Part 3/3 from Jayant - insightful piece on Price Pack Architecture to optimise portfolios. From whatever I've seen, this is one of the most effective parts of the Revenue Growth toolkit.
Designing Pack Price Architecture (PPA) through Conjoint
Most consumer decisions are made within the influence of several factors – price, competitive marketing efforts (media and trade promotions), brand significance, share of mind/shelf in the shop/retail, new innovative launches etc. So how can a researcher decide on a methodology that allows us to study the impact of these variables when optimizing a brand portfolio.
Price Pack Architecture is important to ensure that each SKU in a brand portfolio is aiding in maximizing volume and value for the parent brand (with least cannibalization). Since each SKU would differ slightly in its offering (size, price, flavor etc.), it needs to be understood what impact does it have on the business by changing or introducing new SKUs or brands in the portfolio.
Conjoint is one of the most commonly used research tools to study the impact of different PPA scenarios, e.g.
· what would happen if we change the size (grams) of one of our SKUs?

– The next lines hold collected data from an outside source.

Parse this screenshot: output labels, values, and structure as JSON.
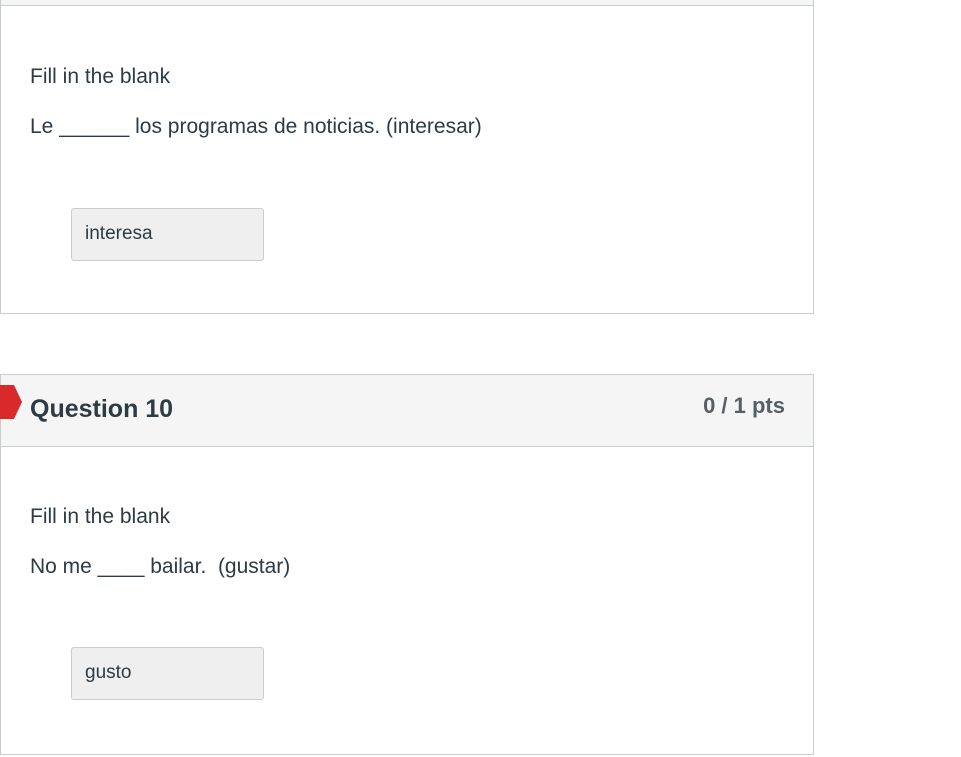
{
  "previous_question": {
    "instruction": "Fill in the blank",
    "prompt": "Le ______ los programas de noticias. (interesar)",
    "answer": "interesa"
  },
  "question_10": {
    "title": "Question 10",
    "points": "0 / 1 pts",
    "status": "incorrect",
    "status_color": "#d82a2a",
    "instruction": "Fill in the blank",
    "prompt": "No me ____ bailar.  (gustar)",
    "answer": "gusto"
  }
}
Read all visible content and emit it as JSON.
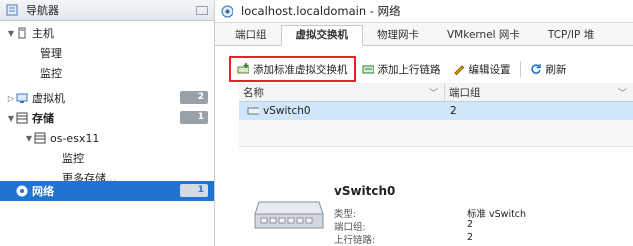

· Does a 10-cookie pack cannibalize my own 5 cookie pack or take from competition?
· Does reducing price by $1 hep increase volumes enough to bring more revenue?
How it works?
Collecting data – The exercise is simple – each respondent is shown a series of scenarios with different brands and SKUs at different price points. These SKUs and price points vary for each scenario. We may show some brands and SKUs in some screen and not show in another. The same SKU can have a variation of price points (generally defined as +10% or +5% of base price).
Then for each scenario the respondent is asked to choose an option they would most likely buy (assuming this were a real purchase). To make the scenario true to reality we sometimes also offer an option of “none/buy something else” to allow the respondent an option to reject all options in a scenario. Below is a screen to illustrate a survey screen. Generally, a respondent is exposed to 10-15 such screens depending on the number of brands/SKUs we are testing.
Interpreting the output –
• Price sensitivity analysis is done to determine Optimal price points: Below is an example of a price sensitivity analysis – it shows that if everything in the market were to remain constant, how would our brands value and volume sales change if we alter the price. The slope of this curve is called price elasticity (i.e. the change in value/volume sales if we change the price by 1 unit). Brand managers desire to have price in-elastic products (i.e. very small price elasticity ~0). A low-price elasticity would indicate that the brand doesn’t lose sales as we increase price.
The price range to play in would be the region between two break points i.e. the points where there is a biggest drop in sales when price is changed
• Forecasting volumes in different scenarios – we can create scenarios and predict the volume/value sales changes. E.g. look at the example below –
• The portfolio mix with an addition of small pack (4 cookie) in Choco Crème leads to an overall 6% and 4% growth in volume and revenue respectively of the Oreo portfolio
• However, this portfolio mix leads to 7% decrease in both volume and revenue respectively for the Vanilla variants
Running different permutation and combination of such scenarios will then help estimate gain/loss to Oreo portfolio, thus deciding an optimal portfolio. We can also create scenarios where the competition prices and launches can be presumed to predict different “what if” scenarios.